Lord Guilford paused and looked down, their gazes meeting. The heated intensity of his green-eyed stare shot through her; eyes that could see into a person's soul and dig forth all those darkest, most coveted secrets. "That is a shame, my lady," he said quietly.
And, of course, his words were spoken for politeness sake, but her breath hitched. "Philippa," she blurted, as he continued walking.
He again halted.
She wet her lips. "My name is Philippa. Given the circumstances of our … meeting, I expect you might call me by my given name." As soon as the indecent offer left her lips, heat scorched her body, threatening to burn her inside out. Only shameful widows went about offering strangers the use of their Christian names and she would never be one of those wanton creatures.
"Philippa," he murmured, wrapping those three syllables in his husky baritone and set off another round of fluttering in her belly. He shifted her in his arms, to touch the brim of his elegant black hat. "I am Miles."
Miles. Strong, commanding, and direct. It suited him perfectly.
Up ahead, her daughter, Faith, paused and looked over her shoulder. She waved excitedly. "Are you all right, Mama?" she called, her voice carrying on a spring breeze.
Her heart pulled at that devotion. Since she was born and Calvin had disdained her because of her gender alone, Philippa had forged a special bond with the tiny human entrusted to her care. She cupped her hands around her mouth in a move her mother would lament and called back. "I am quite all right," she assured. Faith returned her attention forward.

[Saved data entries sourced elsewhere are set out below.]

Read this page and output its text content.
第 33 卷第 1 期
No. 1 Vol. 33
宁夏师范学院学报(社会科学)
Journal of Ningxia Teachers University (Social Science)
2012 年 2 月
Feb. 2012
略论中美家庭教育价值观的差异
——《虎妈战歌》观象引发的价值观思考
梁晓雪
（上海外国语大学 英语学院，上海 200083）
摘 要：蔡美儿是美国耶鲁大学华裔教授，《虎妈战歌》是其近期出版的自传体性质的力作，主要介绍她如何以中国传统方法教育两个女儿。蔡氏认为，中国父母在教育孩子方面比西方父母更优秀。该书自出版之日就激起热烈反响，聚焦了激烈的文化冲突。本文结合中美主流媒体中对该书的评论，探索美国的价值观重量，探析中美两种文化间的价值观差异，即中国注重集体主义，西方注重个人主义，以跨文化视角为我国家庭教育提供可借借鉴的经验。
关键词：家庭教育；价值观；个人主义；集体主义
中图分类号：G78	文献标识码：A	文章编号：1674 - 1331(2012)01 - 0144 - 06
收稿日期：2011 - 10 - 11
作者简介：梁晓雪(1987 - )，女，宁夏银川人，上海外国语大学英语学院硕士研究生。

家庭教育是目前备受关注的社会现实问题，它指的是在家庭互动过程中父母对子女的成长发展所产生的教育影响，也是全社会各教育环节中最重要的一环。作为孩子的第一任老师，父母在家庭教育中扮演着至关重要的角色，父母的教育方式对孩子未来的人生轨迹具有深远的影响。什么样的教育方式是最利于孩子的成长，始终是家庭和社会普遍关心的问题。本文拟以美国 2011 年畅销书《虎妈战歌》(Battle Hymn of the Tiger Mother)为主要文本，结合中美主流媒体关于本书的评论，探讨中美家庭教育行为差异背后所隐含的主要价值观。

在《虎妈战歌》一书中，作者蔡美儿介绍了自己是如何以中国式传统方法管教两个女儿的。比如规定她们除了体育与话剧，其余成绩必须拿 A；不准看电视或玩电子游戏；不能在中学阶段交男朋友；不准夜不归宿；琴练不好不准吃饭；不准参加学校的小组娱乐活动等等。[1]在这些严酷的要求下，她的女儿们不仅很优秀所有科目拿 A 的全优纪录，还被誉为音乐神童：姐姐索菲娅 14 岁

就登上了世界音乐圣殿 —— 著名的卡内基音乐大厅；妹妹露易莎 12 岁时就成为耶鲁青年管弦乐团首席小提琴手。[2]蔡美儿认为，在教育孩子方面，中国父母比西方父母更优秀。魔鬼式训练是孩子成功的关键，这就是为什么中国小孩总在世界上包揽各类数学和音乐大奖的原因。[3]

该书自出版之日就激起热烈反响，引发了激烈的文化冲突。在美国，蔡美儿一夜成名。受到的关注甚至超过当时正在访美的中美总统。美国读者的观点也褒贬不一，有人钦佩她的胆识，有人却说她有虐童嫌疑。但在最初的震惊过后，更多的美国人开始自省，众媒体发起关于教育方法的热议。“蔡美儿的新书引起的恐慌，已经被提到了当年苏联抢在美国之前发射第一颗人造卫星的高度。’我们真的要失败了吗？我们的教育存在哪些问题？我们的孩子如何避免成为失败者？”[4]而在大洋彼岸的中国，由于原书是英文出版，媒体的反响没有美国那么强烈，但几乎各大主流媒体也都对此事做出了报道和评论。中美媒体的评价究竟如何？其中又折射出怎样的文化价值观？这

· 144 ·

"She is devoted to you," the marquess … Miles observed quietly.
Philippa stiffened. After all, one could hardly explain to family, let alone a stranger, that they'd been so since Faith's birth when the late earl sneered down at the girl babe in her arms. "She is," she said softly. "She worries after me."
As soon as the revealing words slipped from her lips, she bit down on the inside of her cheek, wishing to call them back. Alas, they'd been uttered. She held her breath. Mayhap he'd not heard. Mayhap he'd not probe. After all, he was a stranger and gentlemen didn't truly worry after women. Not enough to ask those probing questions. Certainly not of a stranger.
Miles frowned. "And what does she worry about?" There was a hint of something primal and primitive in that inquiry that sent warmth spiraling to her heart. Even her brothers-Alex had seen her more of a burden he didn't care to chaperone and Gabriel as a miss to be properly married off to a man who'd never harm her-had never been protective in that sense of her as a woman.
She cleared her throat. She'd already said too much. "She wishes to see me happy." Except that reassurance only brought his ginger eyebrows dipping lower. "She wishes to see everyone happy," she hurriedly explained. It was simply the manner of child Faith was, that she asked after and worried after everyone else's happiness.